If you’ve ever had to spend any length of time in a veterinarian’s waiting room (and what pet owner hasn’t?), it should be immediately obvious to the sensitive that the stress of the event can be overwhelming — and not just for our pets.
Indeed, today’s 10:30 entered the exam room utterly unraveled by her unwelcome experience. Turns out the mere thought of her last visit to the office was enough to bring tears to her eyes. Her kitty, Luscious, had been euthanized six months earlier, and the feelings had flooded back unbidden.
But her heightened emotional state wasn’t just the work of an errant memory. While reminiscing had primed the system, what had ultimately unhinged her could easily be attributed to a question a co-client had posed about her guinea pig, Frank:
“Wow, he’s cute, but how long do those guys live? I hear they only last a few years!”
Now, to most sensitive folk, it’s clear such questions have no place in a veterinarian’s waiting room. But to a surprisingly wide swath of the pet-owning public, anything that intimates curiosity or seems even mildly educational is fair game in such settings.

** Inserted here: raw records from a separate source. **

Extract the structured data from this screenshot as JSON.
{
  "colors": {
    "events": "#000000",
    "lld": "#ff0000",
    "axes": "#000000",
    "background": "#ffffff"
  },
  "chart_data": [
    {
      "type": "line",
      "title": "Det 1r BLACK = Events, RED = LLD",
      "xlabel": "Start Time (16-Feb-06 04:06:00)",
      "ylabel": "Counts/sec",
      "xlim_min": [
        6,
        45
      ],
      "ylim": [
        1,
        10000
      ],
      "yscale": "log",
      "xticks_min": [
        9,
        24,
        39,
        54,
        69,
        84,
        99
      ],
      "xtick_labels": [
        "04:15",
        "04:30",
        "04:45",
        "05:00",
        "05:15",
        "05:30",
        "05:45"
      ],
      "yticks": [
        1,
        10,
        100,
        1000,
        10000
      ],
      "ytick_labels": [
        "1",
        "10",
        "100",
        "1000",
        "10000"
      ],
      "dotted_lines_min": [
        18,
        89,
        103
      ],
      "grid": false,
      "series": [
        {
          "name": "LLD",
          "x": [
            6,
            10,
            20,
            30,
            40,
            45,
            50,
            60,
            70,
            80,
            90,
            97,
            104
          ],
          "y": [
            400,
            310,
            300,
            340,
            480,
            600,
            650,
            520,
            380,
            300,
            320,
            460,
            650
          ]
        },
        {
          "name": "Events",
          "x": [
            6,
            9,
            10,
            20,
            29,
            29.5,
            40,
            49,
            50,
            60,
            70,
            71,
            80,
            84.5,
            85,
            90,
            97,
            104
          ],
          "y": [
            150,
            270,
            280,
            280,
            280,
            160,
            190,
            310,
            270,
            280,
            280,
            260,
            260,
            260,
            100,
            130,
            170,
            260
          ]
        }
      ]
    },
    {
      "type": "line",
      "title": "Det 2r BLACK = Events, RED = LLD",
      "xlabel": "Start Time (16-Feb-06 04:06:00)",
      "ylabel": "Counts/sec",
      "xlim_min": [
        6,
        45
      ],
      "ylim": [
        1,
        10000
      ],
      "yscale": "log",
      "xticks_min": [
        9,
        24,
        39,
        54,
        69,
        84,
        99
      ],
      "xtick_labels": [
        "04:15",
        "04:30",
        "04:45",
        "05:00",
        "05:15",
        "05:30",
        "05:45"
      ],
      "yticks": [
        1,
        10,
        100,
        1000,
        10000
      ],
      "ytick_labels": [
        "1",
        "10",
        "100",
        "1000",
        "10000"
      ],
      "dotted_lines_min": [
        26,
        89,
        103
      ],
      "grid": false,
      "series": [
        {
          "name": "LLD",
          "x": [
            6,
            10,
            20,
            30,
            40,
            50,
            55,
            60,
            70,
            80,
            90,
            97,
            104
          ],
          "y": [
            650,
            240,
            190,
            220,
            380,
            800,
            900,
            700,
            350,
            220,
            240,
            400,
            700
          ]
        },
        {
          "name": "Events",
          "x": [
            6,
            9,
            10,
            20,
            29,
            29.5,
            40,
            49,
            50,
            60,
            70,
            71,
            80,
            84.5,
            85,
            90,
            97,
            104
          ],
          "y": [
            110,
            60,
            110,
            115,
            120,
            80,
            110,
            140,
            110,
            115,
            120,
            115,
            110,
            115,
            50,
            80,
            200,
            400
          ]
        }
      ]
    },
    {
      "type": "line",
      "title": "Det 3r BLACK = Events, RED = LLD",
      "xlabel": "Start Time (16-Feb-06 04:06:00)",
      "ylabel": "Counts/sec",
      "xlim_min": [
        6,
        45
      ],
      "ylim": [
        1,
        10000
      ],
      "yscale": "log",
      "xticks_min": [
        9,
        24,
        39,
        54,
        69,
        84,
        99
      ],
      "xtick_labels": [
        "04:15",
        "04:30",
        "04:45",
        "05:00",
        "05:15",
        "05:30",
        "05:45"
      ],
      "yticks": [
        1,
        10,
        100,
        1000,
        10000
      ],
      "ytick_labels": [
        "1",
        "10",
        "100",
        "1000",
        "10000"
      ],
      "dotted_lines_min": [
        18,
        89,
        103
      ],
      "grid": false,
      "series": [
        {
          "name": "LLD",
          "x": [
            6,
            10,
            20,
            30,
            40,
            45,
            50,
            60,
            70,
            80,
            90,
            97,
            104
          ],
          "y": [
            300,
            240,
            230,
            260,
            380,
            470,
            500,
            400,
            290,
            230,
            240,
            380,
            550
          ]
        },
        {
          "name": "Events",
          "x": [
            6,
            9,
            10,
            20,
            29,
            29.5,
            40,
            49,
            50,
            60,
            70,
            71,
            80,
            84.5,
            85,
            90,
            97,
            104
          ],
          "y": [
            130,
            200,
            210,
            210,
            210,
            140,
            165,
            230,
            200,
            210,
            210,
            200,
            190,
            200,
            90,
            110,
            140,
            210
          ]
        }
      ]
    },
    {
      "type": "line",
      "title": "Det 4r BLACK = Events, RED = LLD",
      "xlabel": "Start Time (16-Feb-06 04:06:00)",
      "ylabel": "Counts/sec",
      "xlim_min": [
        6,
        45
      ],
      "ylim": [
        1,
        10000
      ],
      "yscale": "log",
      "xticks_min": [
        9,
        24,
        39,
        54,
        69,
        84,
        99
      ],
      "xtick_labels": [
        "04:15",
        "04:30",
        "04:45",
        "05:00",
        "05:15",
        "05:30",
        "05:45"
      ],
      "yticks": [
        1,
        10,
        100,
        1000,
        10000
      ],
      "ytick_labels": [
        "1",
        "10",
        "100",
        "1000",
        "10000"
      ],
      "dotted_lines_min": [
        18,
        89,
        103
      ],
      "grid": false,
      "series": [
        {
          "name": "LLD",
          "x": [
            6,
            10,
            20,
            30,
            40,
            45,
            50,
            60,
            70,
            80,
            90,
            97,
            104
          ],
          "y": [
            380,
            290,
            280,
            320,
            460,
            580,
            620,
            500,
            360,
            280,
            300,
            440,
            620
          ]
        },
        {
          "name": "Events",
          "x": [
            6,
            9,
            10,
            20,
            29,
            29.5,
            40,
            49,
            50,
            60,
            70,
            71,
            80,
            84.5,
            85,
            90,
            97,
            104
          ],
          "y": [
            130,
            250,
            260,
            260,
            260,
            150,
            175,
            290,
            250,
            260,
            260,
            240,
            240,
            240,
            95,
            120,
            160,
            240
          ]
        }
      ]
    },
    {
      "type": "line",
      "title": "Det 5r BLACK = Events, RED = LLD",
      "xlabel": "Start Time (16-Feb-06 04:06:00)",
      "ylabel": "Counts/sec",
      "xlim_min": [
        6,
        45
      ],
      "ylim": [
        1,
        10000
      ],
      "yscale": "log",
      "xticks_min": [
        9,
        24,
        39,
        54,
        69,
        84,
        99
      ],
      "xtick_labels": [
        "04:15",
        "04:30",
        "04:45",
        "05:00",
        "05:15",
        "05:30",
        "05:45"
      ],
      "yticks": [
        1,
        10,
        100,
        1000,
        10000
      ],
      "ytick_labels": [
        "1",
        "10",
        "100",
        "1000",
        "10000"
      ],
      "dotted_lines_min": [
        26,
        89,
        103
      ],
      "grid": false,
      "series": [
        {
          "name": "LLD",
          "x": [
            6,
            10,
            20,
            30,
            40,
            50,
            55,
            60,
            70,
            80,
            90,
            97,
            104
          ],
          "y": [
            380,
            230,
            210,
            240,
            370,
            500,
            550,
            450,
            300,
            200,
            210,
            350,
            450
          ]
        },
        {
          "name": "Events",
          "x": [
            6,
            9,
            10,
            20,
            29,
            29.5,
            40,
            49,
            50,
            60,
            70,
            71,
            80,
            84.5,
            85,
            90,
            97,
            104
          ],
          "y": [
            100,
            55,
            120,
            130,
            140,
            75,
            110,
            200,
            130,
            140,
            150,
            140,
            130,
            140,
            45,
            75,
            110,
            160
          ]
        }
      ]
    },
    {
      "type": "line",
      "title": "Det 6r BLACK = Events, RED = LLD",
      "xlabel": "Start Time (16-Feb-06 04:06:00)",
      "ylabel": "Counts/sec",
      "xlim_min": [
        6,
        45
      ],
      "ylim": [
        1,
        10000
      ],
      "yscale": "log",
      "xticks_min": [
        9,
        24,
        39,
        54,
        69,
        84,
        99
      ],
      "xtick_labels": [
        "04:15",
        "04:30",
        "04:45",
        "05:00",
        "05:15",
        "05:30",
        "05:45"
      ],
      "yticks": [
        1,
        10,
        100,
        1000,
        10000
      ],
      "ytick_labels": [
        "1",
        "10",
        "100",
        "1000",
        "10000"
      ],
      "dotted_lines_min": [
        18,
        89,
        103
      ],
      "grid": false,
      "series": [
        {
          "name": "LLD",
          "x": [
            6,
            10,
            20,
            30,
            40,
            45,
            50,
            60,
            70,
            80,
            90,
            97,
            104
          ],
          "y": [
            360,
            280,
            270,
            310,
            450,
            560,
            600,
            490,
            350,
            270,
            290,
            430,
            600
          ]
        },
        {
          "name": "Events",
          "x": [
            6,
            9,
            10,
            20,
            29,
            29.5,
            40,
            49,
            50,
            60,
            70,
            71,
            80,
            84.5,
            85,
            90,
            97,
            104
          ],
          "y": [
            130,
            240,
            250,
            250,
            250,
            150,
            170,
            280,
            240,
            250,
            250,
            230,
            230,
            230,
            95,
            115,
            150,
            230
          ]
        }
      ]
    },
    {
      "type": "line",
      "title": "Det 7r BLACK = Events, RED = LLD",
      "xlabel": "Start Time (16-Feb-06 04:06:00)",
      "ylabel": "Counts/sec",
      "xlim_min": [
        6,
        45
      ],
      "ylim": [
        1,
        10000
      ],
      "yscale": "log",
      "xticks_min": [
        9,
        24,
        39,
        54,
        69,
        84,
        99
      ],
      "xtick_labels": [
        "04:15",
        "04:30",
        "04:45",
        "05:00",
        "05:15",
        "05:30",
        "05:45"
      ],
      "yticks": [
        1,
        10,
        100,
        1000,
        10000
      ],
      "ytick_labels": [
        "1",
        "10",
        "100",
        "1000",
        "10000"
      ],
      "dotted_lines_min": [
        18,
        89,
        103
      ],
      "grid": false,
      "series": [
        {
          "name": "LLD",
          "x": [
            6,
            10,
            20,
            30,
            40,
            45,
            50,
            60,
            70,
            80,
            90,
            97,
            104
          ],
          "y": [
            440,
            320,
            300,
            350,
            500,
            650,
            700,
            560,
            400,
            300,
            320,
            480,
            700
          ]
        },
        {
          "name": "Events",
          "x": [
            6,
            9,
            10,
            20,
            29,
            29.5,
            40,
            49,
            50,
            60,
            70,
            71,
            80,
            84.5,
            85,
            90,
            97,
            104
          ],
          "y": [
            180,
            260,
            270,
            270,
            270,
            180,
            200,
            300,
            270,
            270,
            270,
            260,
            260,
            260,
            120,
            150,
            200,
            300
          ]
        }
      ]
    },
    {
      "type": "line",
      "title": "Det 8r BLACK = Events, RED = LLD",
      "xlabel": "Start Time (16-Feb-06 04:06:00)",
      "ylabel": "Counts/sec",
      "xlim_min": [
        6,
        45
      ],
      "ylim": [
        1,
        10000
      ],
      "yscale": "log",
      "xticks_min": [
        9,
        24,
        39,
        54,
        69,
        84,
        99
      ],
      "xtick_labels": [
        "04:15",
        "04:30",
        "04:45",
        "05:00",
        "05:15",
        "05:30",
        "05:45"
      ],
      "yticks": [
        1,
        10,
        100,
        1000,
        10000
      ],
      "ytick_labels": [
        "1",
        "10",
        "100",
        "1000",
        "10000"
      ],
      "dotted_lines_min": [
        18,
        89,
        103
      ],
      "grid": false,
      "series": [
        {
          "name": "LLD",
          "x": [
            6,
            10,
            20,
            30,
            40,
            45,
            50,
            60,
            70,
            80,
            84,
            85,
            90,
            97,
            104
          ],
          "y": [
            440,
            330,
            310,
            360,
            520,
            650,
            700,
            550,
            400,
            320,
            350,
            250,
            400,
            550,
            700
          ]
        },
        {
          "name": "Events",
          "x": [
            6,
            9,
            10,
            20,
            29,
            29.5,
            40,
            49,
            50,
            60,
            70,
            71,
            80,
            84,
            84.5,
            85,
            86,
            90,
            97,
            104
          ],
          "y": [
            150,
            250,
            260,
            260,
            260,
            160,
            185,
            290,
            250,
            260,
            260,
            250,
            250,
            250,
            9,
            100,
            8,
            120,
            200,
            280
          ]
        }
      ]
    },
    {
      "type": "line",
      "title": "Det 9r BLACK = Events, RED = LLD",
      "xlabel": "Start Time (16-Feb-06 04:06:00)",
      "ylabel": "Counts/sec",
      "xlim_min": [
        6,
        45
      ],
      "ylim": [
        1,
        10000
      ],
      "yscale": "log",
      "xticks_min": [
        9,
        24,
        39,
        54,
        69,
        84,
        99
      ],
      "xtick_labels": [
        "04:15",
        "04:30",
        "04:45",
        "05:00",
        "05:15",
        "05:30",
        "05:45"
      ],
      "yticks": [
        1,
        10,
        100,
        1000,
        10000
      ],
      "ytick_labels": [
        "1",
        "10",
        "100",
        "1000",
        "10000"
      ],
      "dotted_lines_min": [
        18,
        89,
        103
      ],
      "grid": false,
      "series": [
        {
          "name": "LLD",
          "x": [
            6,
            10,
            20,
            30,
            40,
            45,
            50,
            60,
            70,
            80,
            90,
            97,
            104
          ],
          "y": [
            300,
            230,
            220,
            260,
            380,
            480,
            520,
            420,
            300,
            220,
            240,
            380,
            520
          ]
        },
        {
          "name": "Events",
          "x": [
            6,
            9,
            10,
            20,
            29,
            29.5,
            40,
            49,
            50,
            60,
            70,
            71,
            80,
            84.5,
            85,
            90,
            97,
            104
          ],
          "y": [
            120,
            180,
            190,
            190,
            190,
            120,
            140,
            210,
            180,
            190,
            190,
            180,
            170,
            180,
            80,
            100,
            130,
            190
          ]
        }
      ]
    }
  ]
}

But in case my client’s tearful reaction doesn’t make plain that such blithe utterances are egregiously insensitive and have no place in a veterinary waiting room, I’m here to offer you a few more examples of things you should never say while waiting your turn.
Bite Your Tongue
Wow, that’s a really big lump!
Never bring up a pet’s health care issue, no matter how obvious it may appear. Whether we’re talking about overlong toenails, drooping eyelids, gaping wounds or miles of bandages, it’s best to wait until the pet’s owner broaches the subject first.
Don’t you think it’s about time you neutered him?
In case no one has ever informed you, canine sterilization can be a really touchy topic. Not only is it verboten to spay or neuter within some cultures (go to Germany or Latin America and you’ll see precious few neuterees), but even in the U.S., things can get tricky within certain canine subcultures.
My conclusion? Stay away from the subject altogether. That is, unless you’re willing to suffer an indignant earful like the one I overheard a couple of weeks ago in our lobby. Better yet, stay away from offering any specific health care suggestions whatsoever.
I can give you the name of a trainer who can help with that.
This corollary to No. 2 is a minefield! No one wants to be told — obliquely or otherwise — that his pet is misbehaving. After all, you wouldn’t tell a bratty kid’s parent in a pediatrician’s office to revisit his disciplinary tactics — much less hire a psychologist!
What kind of mix is she?
Though I don’t have much sympathy for people who get insulted when others don’t recognize their pet as a purebred x, y or z, who needs a huffy waiting room companion? Recognize that some people have big chips on their shoulders with respect to their preferred breed’s highbred lineage. Whatever. It’s not worth the stress.
But if curiosity overcomes you and you must ask, here’s how it’s done: Assume the pet is a purebred and say, “I think I saw a beautiful dog that looked just like her at Westminster. What kind is she?”
It must be really hard when you’ve come to the end.
This variation on my first example is the most common no-no I observe. Even if you think you’re just being nice to the seemingly emotional sniffling person sitting next to you, beware that he may just be suffering a cold! And no one wants to be reminded of how old a pet appears or how close to the end she might truly be.
My recommendation? Always tread lightly. After all, a vet’s waiting room can be a perilous place for those who’ve yet to experience firsthand all their pet’s life stages within its confines.
And remember, people in a veterinary waiting room are often like-minded and open to all kinds of chatter — until they’re emotional or surly and not willing to discuss their pet at all.